Ce livre nous redit, si besoin en était, que toute vie est un roman.
J'ai aimé l'écriture très ramassée, sobre, sans fioritures, très brute et vraie, de Sylvain Prudhomme. Certains passages m'ont rappelé la bouleversante poésie du quotidien de Prévert (p 128), son approche sensuelle et tendre. L'auteur est particulièrement doué pour décrire minutieusement les soubresauts du désir, de l'attachement, les racines profondes de l'amour, sa complexité sans fond. J'ai aimé le traitement tout en délicatesse de la question de la traduction mais aussi de la lecture, si salutaire par temps de doute.. Ce roman m'a donné envie de découvrir le romancier Marco Lodoli, mais aussi de relire Kundera.
De toute façon, avec les mots c'est toujours pareil, le sens glisse, dérape par rapport à l'intention qu'on avait, il dérape en italien comme en français, les mots toujours débordent, c'est le jeu.
Enfin, j'ai été très émue par cette simple phrase, qui pourrait être un programme politique en elle-même :
un réseau d'hommes et de femmes unis en secret pour la liberté.

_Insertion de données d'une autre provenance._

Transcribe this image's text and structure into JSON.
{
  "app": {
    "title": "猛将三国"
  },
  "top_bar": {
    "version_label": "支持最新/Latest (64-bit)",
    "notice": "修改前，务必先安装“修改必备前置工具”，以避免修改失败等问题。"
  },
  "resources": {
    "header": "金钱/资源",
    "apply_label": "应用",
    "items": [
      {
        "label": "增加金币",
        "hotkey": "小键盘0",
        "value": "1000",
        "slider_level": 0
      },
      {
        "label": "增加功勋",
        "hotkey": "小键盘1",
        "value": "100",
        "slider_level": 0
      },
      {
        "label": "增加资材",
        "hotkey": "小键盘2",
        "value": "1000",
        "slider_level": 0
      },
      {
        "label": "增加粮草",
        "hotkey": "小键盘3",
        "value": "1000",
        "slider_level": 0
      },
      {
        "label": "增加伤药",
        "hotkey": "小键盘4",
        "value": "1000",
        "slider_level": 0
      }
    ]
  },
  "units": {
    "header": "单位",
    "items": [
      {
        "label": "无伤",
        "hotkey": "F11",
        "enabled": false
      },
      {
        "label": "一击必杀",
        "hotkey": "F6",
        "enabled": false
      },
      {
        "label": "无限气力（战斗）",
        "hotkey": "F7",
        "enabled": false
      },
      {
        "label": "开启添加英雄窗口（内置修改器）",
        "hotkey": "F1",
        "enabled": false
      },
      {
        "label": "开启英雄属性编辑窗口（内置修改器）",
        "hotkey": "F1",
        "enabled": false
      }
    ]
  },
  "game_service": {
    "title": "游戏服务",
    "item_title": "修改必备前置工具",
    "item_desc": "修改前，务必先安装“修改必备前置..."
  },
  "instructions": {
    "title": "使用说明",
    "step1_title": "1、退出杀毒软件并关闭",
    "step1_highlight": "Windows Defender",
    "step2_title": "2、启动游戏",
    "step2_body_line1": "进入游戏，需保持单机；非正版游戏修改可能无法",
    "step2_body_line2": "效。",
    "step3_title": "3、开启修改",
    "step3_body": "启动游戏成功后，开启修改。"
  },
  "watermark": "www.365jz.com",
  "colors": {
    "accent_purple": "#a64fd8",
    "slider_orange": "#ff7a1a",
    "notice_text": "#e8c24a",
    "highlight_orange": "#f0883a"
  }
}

Sylvain Prudhomme nous raconte une France attachante, belle, une carte postale si diverse, géographie poétique aux beautés innombrables, qui fera penser à tout lecteur français qu'il n'est guère besoin d'aller courir le monde pour y trouver de l'exotisme ! (suffit d'aller à Sainte-Affrique ou au Caire !). Un livre qui fait un bien fou, ébouriffant de liberté et d'humanité, et un hommage poignant et sans angélisme à notre belle nation, terre de contrastes, peuplée de gens généreux et accueillants.. La scène finale renvoie à la littérature classique qui veut qu'une grande réunion des personnages scelle le dénouement dans un grand sourire réconcilié. En l'absence du héros, ici, dans un ultime geste d'effacement, à l'élégance infinie.
Voilà qui redonne confiance en l'Humain, et c'est une chose précieuse que celle-ci, surtout actuellement. Un livre rare comme un manifeste humaniste, à garder tout près de soi, pour la chaleur vivante qui s'en dégage.